Живя с мужем, она привыкла сама напрашиваться на ласку. И даже в постели она порой ловила руку мужу и тянула её вниз, но он так часто делал вид, что вовсе не понимает того, что она хочет. Её страсть к нему разгоралась, словно пожар, и никогда не гасла, а, наоборот, тлела лишь по причине её вечной неудовлетворенности, её вечного голода…
А Григория не нужно было что-либо просить. Он ласкал её сам, настойчиво, дерзко, и так затейно, что она не успевала охать и изумляться его открытой и дерзкой похоти. В этот вечер его глаза загорались радостью всякий раз, как она кончала. Она орала и билась от ярких мышечных спазмов, пронзающих всё ее нутро, а он в это время почти хохотал от удовольствия, шепча такие непристойности, от которых она впадала в полное беспамятство.
Он овладел ею несколько раз, почти без перерыва. Его горячее семя залило ей все ноги, живот и пах. Она лежала без сил и пыталась сосредоточиться хоть на какой-то дельной мысли.
«Господи, что за мужчина? – думала она. – Он же совсем чужой. И пахнет от него иначе. И рот, и губы, и этот длинный холодный нос. И дыхание. Совсем не противное, свежее дыхание. И запах пота – резкий, животный, горячий. Чужой. И эти худые руки, покрытые волосами. Господи, отчего же он летал? Может, мне всё это померещилось?»
– Что ты молчишь, булочка? – он подсел к ней и склонился над лицом. – Тебе было хорошо?
– Да… Но всё это так необычно, – шептала она, глядя в потолок.
– Ты хочешь кушать, Танечка?
– Да, пожалуй.
– У меня есть селедка, серый хлеб, портвейн и кусок телятины. Будешь?
– Буду, – кивнула она.
– А хочешь, поедем в ресторацию?
– А который час?
– Погоди, я посмотрю, – он вытянул из кармана круглые часы на цепочке. – Ого, уже почти полночь.

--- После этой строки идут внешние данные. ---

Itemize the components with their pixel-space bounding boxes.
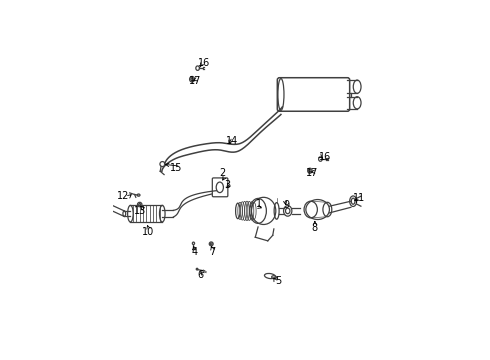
- Text: 15: 15: [170, 163, 182, 174]
- Text: 5: 5: [275, 276, 281, 286]
- Text: 16: 16: [319, 152, 332, 162]
- Text: 12: 12: [117, 191, 129, 201]
- Text: 14: 14: [226, 136, 239, 146]
- Text: 10: 10: [143, 227, 155, 237]
- Text: 1: 1: [256, 199, 263, 209]
- Text: 7: 7: [209, 247, 216, 257]
- Text: 9: 9: [284, 199, 290, 210]
- Text: 17: 17: [189, 76, 201, 86]
- Text: 16: 16: [198, 58, 210, 68]
- Text: 8: 8: [312, 222, 318, 233]
- Text: 13: 13: [134, 206, 147, 216]
- Text: 6: 6: [197, 270, 204, 280]
- Text: 17: 17: [306, 168, 318, 179]
- Text: 2: 2: [220, 168, 226, 179]
- Text: 11: 11: [352, 193, 365, 203]
- Text: 3: 3: [224, 180, 231, 190]
- Text: 4: 4: [191, 247, 197, 257]
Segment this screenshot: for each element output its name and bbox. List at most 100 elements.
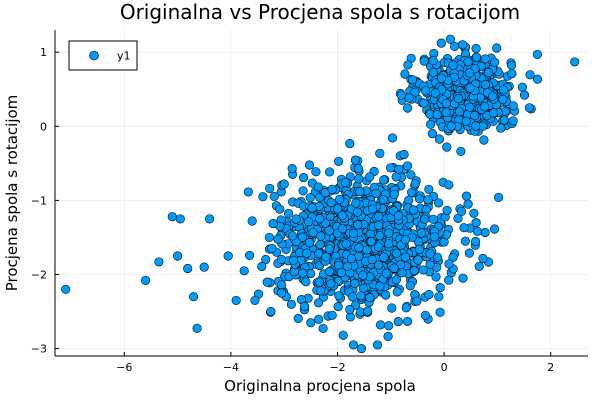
data-point: [399, 149, 409, 160]
data-point: [413, 255, 423, 265]
data-point: [570, 57, 580, 67]
data-point: [456, 146, 466, 156]
data-point: [298, 186, 308, 196]
data-point: [420, 214, 430, 224]
data-point: [469, 208, 479, 218]
data-point: [436, 73, 446, 83]
data-point: [336, 267, 346, 278]
data-point: [355, 187, 365, 197]
tick-labels: −6 −4 −2 0 2 −3 −2 −1 0 1: [31, 46, 554, 374]
data-point: [465, 83, 475, 93]
data-point: [327, 184, 337, 194]
data-point: [346, 254, 356, 264]
data-point: [446, 121, 456, 131]
data-point: [325, 167, 335, 177]
data-point: [313, 298, 324, 308]
data-point: [262, 277, 272, 287]
data-point: [435, 307, 445, 317]
data-point: [288, 231, 298, 241]
data-point: [430, 88, 440, 98]
data-point: [338, 330, 348, 340]
data-point: [315, 214, 325, 224]
legend-box: [68, 40, 138, 71]
data-point: [416, 228, 426, 238]
data-point: [442, 142, 452, 152]
data-point: [408, 205, 419, 215]
data-point: [458, 273, 468, 283]
data-point: [472, 52, 482, 62]
data-point: [524, 103, 534, 113]
data-point: [334, 156, 344, 166]
data-point: [154, 257, 164, 267]
data-point: [373, 242, 384, 252]
data-point: [239, 266, 249, 276]
data-point: [301, 277, 311, 287]
data-point: [298, 268, 308, 278]
data-point: [311, 167, 321, 177]
data-point: [275, 204, 285, 214]
data-point: [400, 235, 410, 245]
data-point: [348, 228, 358, 238]
data-point: [402, 316, 413, 326]
data-point: [532, 74, 543, 84]
data-point: [428, 56, 438, 66]
data-point: [381, 268, 391, 278]
data-point: [396, 90, 406, 100]
data-point: [342, 261, 353, 271]
y-tick-label: −2: [31, 269, 47, 282]
x-tick-label: −6: [116, 361, 132, 374]
data-point: [472, 226, 482, 236]
data-point: [375, 148, 385, 158]
data-point: [304, 160, 315, 170]
data-point: [354, 243, 364, 253]
data-point: [279, 179, 289, 189]
data-point: [362, 245, 372, 255]
data-point: [269, 191, 279, 201]
data-point: [456, 206, 467, 216]
x-axis-title: Originalna procjena spola: [224, 377, 416, 395]
data-point: [381, 290, 391, 300]
data-point: [483, 68, 494, 78]
data-point: [463, 57, 473, 67]
data-point: [313, 182, 323, 192]
data-point: [350, 278, 360, 289]
data-point: [353, 207, 363, 217]
data-point: [371, 188, 381, 198]
data-point: [324, 267, 334, 277]
data-point: [243, 187, 253, 197]
data-point: [276, 254, 286, 264]
data-point: [432, 252, 442, 262]
data-point: [337, 224, 347, 234]
data-point: [441, 107, 451, 117]
data-point: [427, 129, 437, 139]
data-point: [525, 70, 535, 80]
data-point: [400, 252, 410, 262]
data-point: [489, 108, 499, 118]
x-tick-label: 0: [441, 361, 448, 374]
data-point: [404, 93, 414, 103]
data-point: [365, 172, 375, 182]
data-point: [302, 248, 312, 258]
data-point: [366, 237, 376, 247]
data-point: [517, 82, 527, 92]
y-tick-label: −3: [31, 343, 47, 356]
data-point: [305, 238, 315, 248]
data-point: [333, 204, 343, 214]
data-point: [175, 214, 185, 224]
data-point: [356, 344, 367, 354]
data-point: [291, 214, 301, 224]
data-point: [326, 197, 336, 208]
data-point: [267, 243, 277, 253]
data-point: [384, 321, 394, 331]
data-point: [348, 340, 359, 350]
data-point: [353, 163, 363, 174]
data-point: [293, 313, 303, 323]
data-point: [387, 133, 398, 143]
x-tick-label: 2: [547, 361, 554, 374]
data-point: [461, 116, 471, 126]
data-point: [231, 295, 241, 305]
data-point: [307, 203, 317, 213]
data-point: [261, 254, 271, 265]
data-point: [434, 292, 444, 302]
data-point: [431, 272, 441, 282]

– Как полночь! – она подскочила.
– А что такое?
– Меня же там кучер ждёт.
– Где?
– Возле твоего дома. А я у тебя уже пять часов пробыла.

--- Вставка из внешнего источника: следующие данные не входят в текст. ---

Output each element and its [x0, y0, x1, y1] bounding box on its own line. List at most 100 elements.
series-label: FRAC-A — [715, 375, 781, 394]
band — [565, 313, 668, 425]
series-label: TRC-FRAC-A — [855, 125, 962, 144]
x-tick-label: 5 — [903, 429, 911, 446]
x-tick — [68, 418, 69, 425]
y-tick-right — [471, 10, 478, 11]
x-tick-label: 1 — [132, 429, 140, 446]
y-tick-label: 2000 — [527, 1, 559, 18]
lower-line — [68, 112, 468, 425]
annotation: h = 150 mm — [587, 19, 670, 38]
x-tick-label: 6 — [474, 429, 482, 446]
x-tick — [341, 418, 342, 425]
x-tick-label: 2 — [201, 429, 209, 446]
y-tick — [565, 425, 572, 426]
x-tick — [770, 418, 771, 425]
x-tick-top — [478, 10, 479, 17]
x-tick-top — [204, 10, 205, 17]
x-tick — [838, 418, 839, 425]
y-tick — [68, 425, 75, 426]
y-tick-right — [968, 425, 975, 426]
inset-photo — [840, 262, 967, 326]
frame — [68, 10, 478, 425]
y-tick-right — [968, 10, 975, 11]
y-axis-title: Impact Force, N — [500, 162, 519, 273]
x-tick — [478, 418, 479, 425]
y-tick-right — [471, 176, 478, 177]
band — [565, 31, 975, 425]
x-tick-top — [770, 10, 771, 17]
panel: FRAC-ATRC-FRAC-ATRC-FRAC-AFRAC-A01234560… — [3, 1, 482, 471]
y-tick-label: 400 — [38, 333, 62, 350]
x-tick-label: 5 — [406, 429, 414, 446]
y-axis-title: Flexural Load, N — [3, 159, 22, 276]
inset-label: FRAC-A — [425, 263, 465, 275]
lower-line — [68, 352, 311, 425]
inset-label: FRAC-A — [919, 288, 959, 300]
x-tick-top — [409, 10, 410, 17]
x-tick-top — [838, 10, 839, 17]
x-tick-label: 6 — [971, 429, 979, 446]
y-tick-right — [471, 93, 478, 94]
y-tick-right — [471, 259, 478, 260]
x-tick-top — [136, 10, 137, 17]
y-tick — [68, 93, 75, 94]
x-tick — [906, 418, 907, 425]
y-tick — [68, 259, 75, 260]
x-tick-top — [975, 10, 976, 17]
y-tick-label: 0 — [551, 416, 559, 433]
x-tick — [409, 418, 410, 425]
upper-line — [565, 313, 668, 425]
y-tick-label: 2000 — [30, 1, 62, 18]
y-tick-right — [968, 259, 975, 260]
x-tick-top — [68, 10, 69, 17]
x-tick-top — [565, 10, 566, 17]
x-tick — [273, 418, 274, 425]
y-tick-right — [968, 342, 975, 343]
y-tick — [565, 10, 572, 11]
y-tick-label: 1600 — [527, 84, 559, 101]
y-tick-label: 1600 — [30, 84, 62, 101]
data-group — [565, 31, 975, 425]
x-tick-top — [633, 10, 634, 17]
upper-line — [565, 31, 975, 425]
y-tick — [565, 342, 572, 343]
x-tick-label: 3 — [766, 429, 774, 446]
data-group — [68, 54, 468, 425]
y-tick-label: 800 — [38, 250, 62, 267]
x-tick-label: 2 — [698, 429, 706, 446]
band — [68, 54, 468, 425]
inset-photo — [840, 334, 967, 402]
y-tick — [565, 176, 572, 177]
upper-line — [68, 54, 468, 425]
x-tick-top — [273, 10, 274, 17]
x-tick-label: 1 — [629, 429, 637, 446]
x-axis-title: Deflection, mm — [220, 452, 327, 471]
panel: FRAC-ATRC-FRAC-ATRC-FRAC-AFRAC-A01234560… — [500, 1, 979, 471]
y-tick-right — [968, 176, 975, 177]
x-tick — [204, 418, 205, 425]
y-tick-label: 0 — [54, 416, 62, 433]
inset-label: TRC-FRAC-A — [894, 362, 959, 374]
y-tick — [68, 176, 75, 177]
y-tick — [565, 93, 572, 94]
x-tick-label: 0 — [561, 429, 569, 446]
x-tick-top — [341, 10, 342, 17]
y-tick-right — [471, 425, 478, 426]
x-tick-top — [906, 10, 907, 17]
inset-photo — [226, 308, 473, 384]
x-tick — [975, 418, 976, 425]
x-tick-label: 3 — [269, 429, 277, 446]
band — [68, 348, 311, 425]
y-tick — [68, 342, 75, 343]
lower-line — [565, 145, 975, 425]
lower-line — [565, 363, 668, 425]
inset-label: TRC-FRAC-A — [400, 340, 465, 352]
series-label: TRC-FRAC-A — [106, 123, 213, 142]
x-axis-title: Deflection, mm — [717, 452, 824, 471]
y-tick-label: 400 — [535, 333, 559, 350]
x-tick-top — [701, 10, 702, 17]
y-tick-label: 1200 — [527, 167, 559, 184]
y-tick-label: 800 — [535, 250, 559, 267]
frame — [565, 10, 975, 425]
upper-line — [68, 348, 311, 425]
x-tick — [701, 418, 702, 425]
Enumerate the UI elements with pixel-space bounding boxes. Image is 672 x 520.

– Пойдем, сходим к нему и скажем, чтобы он ехал домой.
– Он сразу всё поймет, – заволновалась она.
– Что ему, сермяжному рылу, можно понимать? Таня, будь же ты хозяйкой своей жизни.
– Хозяйкой своей жизни… – эхом повторила она и подивилась мудрости его слов.
Она наскоро натянула платье и вместе с ним вышла на сонную улицу, где было светло, почти как днём. Подернутое таинственной дымкой небо, словно светилось изнутри. А воздух, свежий воздух, ворвался в её легкие таким радостным, искрящимся потоком, что ей захотелось закричать от избытка чувств. Она почувствовала себя совсем молодой и невероятно счастливой. Ей вдруг показалось, что у неё вся жизнь впереди, и что она будет совсем иной. Жизнь, в которой она станет самой желанной и самой прекрасной.